I am not a sports guy. Ever. The sports section of the newspaper only sees action in our house when we’re painting. So when I got an email invitation to meet Team USA, I came thisclose to hitting DELETE.
Then I saw it was Team USA of the Coupe du Monde de la Pâtisserie. The World Pastry Cup. This was a decidedly different story. So it was, a couple of Mondays ago, that Marion and I found ourselves at the lovely Sofitel Chicago Water Tower Hotel, sipping wine, nibbling on delightful little appetizers and anxiously awaiting the dessert portion of the evening.
Established in 1989, the Coupe du Monde de la Pâtisserie is the most prestigious event in the industry. It takes place bi-annually in Lyon, France, during SIRHA, the International Hotel Catering and Food Trade Exhibition. This year, after a grueling selection process followed by months of intense training, teams of pastry chefs from 20 countries will convene in Lyon in January to dazzle a panel of 22 judges and a live audience with their technical and artistic wizardry in the realm of desserts, chocolate, sugar and ice. Specifically, each team is required to perform live before an audience and prepare in ten hours:
• A Chocolate Cake, composed of Valrhona Grand Cru Chocolat, presented on an all-sugar sculpture
• A Plated Dessert, representative of the team’s country, presented on an all-chocolate sculpture
• A Frozen Dessert, using Ravifruit Frozen Fruit Purées, presented on an ice carving.
The official partner and founder of the Coupe du Monde de la Pâtisserie is Valrhona, a premier French chocolatier. Since 1922, Valrhona has been producing chocolate couverture in the middle of the famous vineyards of Tain l’Hermitage in the Rhone Valley, France, near Lyon. The company is literally “Aux sources du Grand Chocolat” in its role as a planter, discoverer, selector and blender of ﬁne and rare cocoa beans. The French are nothing if not obsessive about food, and we are all beneficiaries of their perfectionist tendencies. Valrhona, for instance, is committed to the creation and enhancement of authentic, intensely-ﬂavored and unique chocolates; they are unique among chocolate producers in offering more than 10 dark chocolates with a cocoa percentage above 64%. And they are currently the only company in the world that produces vintage chocolate made from beans of a single year’s harvest from a specific plantation.

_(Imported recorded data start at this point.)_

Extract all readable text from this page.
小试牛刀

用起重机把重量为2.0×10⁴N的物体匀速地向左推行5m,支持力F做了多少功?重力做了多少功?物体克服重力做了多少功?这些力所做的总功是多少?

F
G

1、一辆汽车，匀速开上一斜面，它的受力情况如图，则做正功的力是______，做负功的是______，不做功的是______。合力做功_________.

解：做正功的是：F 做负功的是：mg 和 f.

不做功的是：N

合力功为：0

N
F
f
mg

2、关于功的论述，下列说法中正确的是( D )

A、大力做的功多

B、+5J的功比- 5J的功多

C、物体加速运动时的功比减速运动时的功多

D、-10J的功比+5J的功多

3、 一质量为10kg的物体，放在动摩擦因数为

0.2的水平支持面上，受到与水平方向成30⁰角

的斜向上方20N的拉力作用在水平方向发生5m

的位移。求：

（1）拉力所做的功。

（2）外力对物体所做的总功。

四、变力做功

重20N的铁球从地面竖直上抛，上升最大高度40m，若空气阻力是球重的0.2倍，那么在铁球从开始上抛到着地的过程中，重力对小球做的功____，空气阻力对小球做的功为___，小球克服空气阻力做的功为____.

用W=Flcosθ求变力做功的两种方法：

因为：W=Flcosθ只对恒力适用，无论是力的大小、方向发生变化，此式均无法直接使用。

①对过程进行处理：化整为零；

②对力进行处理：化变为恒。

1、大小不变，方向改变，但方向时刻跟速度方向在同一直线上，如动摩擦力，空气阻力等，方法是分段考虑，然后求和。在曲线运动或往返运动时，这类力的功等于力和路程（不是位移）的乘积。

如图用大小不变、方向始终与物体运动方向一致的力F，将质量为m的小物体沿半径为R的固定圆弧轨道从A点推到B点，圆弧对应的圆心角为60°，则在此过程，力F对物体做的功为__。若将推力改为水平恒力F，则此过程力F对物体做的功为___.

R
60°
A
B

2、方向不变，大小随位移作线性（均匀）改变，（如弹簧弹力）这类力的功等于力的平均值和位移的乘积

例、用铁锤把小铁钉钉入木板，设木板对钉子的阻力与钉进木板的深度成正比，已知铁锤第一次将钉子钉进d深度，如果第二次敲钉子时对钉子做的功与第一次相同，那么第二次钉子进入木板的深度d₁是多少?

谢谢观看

Valrhona’s business is also concerned with encouraging initiative and talent. They have sponsored the Coupe du Monde from its beginnings nearly 20 years ago.
Geographically spread out, Team USA’s training schedule forces them to be organized and focused. Once a month, throughout 2008, the team will meet for intensive weekend training sessions at L’Academie de Cuisine in Gaithersburg, Maryland. This year, the team consists of President and pastry chef consultant En-Ming Hsu; Team Captain David Ramirez, Executive Pastry Chef at The Rosen Shingle Creek in Orlando, Florida; Rémy Fünfrock, Executive Restaurant Pastry Chef at The Broadmoor, Colorado Springs, Colorado; Roy Pell, Executive Pastry Chef at The Phoenician, Scottsdale, Arizona; and Team Alternate Jim Mullaney, Executive Chef at The Cloisters Hotel, Sea Island, Georgia.
The United States has sent a team to Lyon since the competition’s inaugural event in 1989 and has come home with the Gold in 2001, the Silver in 1997 and the Bronze in 1995, 1999 and 2005. Team President Hsu served as Team Captain in 2001 when Team USA was awarded the gold.
So what are Team USA’s prospects for winning this year? Well, if the Chocolate Passion Fruit Cake we sampled [winner of the Best Chocolate Cake in 2007, and yes, those are little flecks of gold leaf on the top] is any indication, I’d say they’re pretty delicious—er, good.